Published online by Cambridge University Press: 28 September 2010
In January 1786, as he prepared for a mid-life career change from Scots advocate to English barrister, James Boswell ‘read in Blackstone for some days’. Some years later another Edinburgh lawyer hoped that William Blackstone’s Commentaries on the laws of England (Oxford, 1765–9), still regarded by English common lawyers as ‘the magnum opus of the eighteenth century’, might yield ‘a certain degree of Information in the English Laws’ to complement ‘the best Books (though we have none nearly so good) on Scots Jurisprudence’.

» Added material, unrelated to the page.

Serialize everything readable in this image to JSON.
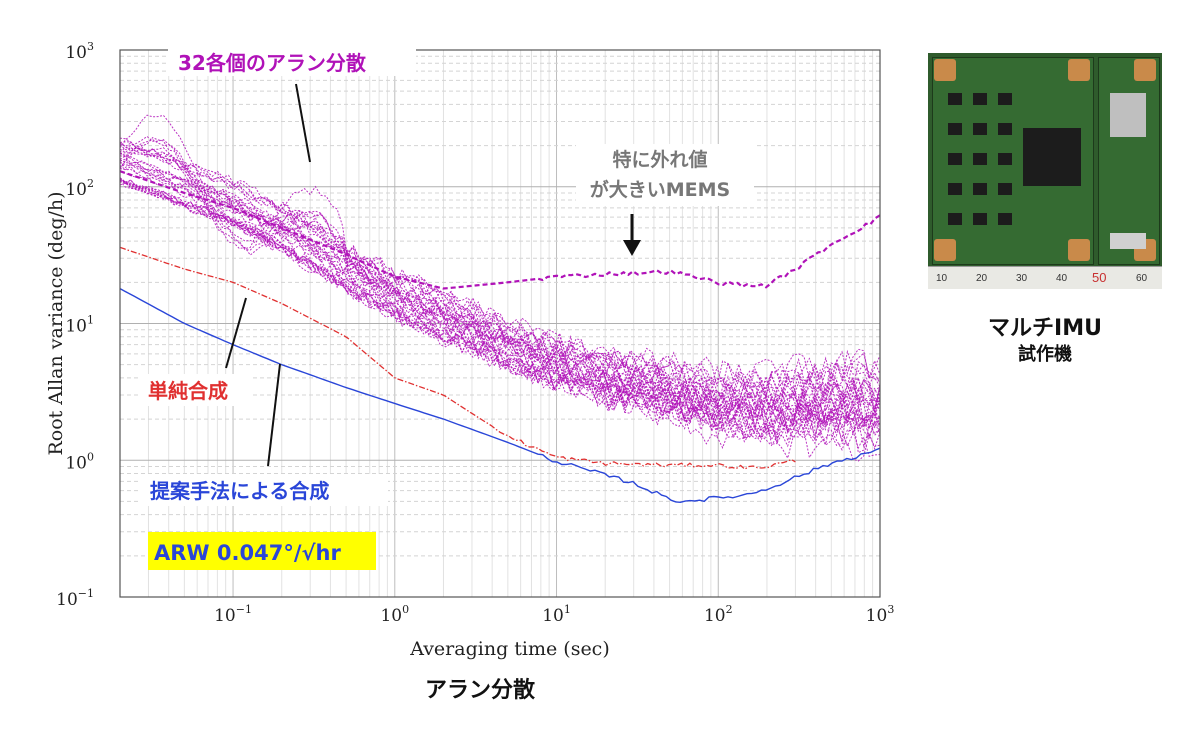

The title of this volume notwithstanding, there was – and arguably still is – no such thing as British law. While facilitating some cross-border traffic of cases and practitioners, the first Act of Union (6 Anne c. 11) preserved the autonomy of English common law and Scottish Roman or civilian legal institutions. Nor did the second union of 1800 incorporate Ireland’s transplanted common-law jurisdiction (39 & 40 George III c. 67), although appeals from Dublin, as from Edinburgh, went henceforth to the House of Lords at Westminster. Irish courts and lawyers followed precedents and procedures laid down by English law books, many of which were reprinted in Dublin, like the pirated 1775 ‘sixth’ edition of Blackstone’s Commentaries, since no copyright legislation applied in Ireland until 1801 (41 George III c. 107). Yet English and Irish law were not identical. The 1780s also saw the first printed volumes of Irish law reports since the early seventeenth century; these heralded ‘a profusion of nominate Irish reports’, while not immediately ending complaints about the fated oblivion of Irish judicial decisions. That eighteenth-century Irish law publishing involved more than merely reprints for export to England and its colonies is, however, indicated by the appearance of such works as Matthew Dutton’s Law of masters and servants in Ireland (Dublin, 1723), ‘the earliest textbook in English in the field of labour law’.